Apple Silicon: use llama.cpp with --jinja. Set web_search = "disabled". Set context to 32,768 or higher. Quantise KV cache with -ctk q8_0 -ctv q8_0. Use -m direct path, not -hf.
NVIDIA: Ollama v0.20.5 is the first path that worked reliably. codex --oss -m gemma4:31b. SSH tunnel port 11434 for remote machines.
Stream timeout: stream_idle_timeout_ms must be at least 1,800,000. A single tool-call cycle took 1m 39s on the Mac — the default timeout kills your session before the model finishes thinking.
Pin your llama.cpp version. A reported 3.3× speed regression between builds means your benchmarks can change overnight.
Quantisation matters. The Mac 26B MoE result above is at Q4_K_M on 24 GB — not a universal verdict on Gemma 4 on Apple Silicon. Higher quant on a roomier Apple Silicon machine will be meaningfully better.

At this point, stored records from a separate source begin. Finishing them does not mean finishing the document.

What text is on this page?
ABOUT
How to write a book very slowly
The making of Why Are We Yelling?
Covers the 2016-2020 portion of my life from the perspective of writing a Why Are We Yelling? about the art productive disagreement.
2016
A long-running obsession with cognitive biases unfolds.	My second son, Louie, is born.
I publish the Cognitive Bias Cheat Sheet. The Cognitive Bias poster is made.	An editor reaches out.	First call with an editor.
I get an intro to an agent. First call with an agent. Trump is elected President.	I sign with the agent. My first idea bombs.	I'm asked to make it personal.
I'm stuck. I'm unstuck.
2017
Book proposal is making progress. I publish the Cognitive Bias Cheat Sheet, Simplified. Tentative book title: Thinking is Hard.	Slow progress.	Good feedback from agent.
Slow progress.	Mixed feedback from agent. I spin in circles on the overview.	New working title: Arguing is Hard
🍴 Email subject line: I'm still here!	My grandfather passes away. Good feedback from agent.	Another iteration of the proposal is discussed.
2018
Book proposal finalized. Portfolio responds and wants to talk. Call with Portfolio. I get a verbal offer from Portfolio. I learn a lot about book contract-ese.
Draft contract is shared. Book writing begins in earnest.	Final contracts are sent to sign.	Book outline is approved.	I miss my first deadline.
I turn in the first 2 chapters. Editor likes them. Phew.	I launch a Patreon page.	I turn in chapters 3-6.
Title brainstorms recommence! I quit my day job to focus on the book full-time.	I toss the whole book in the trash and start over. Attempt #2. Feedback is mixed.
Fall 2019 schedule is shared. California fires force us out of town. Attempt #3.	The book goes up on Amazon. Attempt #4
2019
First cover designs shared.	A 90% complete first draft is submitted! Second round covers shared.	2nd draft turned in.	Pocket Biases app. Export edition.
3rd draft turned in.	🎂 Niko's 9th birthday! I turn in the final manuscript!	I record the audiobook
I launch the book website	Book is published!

For Harris / Constellation Contexts

Local Gemma 4 via Codex CLI is a legitimate option for:

FIS Centurion banking workflows where code cannot leave the machine
Public-sector customers with data-residency requirements
Azure-tenant deployment of Gemma 4 (Apache 2.0) as a compliance-clean alternative to OpenAI/Anthropic endpoints for specific workloads

Pair with the Regulated AI page when evaluating for regulated customers — local inference does not eliminate SR 11-7 model-inventory obligations, but it does remove a class of data-movement compliance questions.